In the study, the NTSB recommends completion of all actions in the DOT 2014 Speed Management Program Plan, assessment of the effectiveness of point-to-point speed enforcement in the U.S., incentivizing passenger vehicle manufacturers and consumers to adopt intelligent speed adaptation systems, and increasing the adoption of speeding-related Model Minimum Uniform Crash Criteria Guideline data elements and improving consistency in law enforcement reporting of speeding-related crashes.

The NTSB found the relationship between speed and crash involvement is complex and is affected by a number of factors, however, speed – and therefore speeding – increases crash risk both in terms of the likelihood of being involved in a crash and in terms of the severity of injuries sustained by those involved in speeding-related crashes.

The study links speeding to 112,580 passenger vehicle highway crash fatalities between 2005-2014.  To put that number in perspective, nearly the same number of people – 112,948 – died in alcohol-involved crashes in the same period.

Despite this sobering statistic, speeding has few negative social consequences compared to the consequences of an arrest or conviction for driving under the influence. The study further notes that although drivers are aware that speeding is a threat to safety, they also acknowledge it is a common driving behavior in the US.

“You can’t tackle our rising epidemic of roadway deaths without tackling speeding,” said NTSB Acting Chairman Robert L. Sumwalt, “and you can’t tackle speeding without the most current research.
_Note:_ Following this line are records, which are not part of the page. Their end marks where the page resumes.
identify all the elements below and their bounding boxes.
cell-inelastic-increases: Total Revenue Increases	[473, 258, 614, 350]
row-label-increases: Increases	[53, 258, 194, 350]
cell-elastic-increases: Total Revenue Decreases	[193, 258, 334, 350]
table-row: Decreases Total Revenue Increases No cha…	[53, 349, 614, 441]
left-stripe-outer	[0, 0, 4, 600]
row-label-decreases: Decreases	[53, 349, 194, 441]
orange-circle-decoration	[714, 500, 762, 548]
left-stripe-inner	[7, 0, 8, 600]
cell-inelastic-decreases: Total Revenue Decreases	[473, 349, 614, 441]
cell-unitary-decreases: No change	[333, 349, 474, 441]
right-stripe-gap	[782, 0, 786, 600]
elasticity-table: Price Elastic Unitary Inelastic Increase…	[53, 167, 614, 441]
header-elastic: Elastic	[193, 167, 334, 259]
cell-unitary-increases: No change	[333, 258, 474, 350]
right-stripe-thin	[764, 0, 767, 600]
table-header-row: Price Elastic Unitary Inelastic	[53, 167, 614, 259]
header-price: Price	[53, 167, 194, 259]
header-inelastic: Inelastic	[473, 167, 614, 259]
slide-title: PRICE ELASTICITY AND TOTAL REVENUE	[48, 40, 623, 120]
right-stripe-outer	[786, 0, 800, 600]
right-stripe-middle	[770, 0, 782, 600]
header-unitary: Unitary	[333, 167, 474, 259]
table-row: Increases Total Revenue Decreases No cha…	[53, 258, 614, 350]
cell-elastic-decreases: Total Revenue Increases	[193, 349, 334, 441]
Speed kills. This study examines how it kills and what actions can be taken to save lives and prevent speeding-related crashes.”

The NTSB previously identified speeding as a safety issue among drivers of heavy vehicles in work zones and at locations with site specific hazards. However, the NTSB has not often addressed the safety issue among passenger vehicle drivers. This study highlights the scope of speeding-related passenger vehicle crashes, illustrates the risks of speeding and describes driver attitudes toward speeding, both by themselves and by other drivers.

Using a combination of quantitative and qualitive methods to summarize the risks of speeding, the NTSB focused on proven and emerging countermeasures that can be broadly applied to address the speeding problem but are currently underused or ineffectively used.

Based on the findings of the study the NTSB issued 19 safety recommendations: one to the US Department of Transportation, eight to the National Highway Traffic Safety Administration, four to the Federal Highway Administration, and one each to the Governors Highway Safety Association, the International Association of Chiefs of Police, and the National Sheriffs’ Association.

The NTSB also recommended action from seven states that prohibit automated speed enforcement, 28 states without automated speed enforcement laws, and 15 states with automated speed enforcement restrictions. The recommendations to the states—to remove barriers to the use of automated speed enforcement—are based on the findings that it is an effective but underused countermeasure.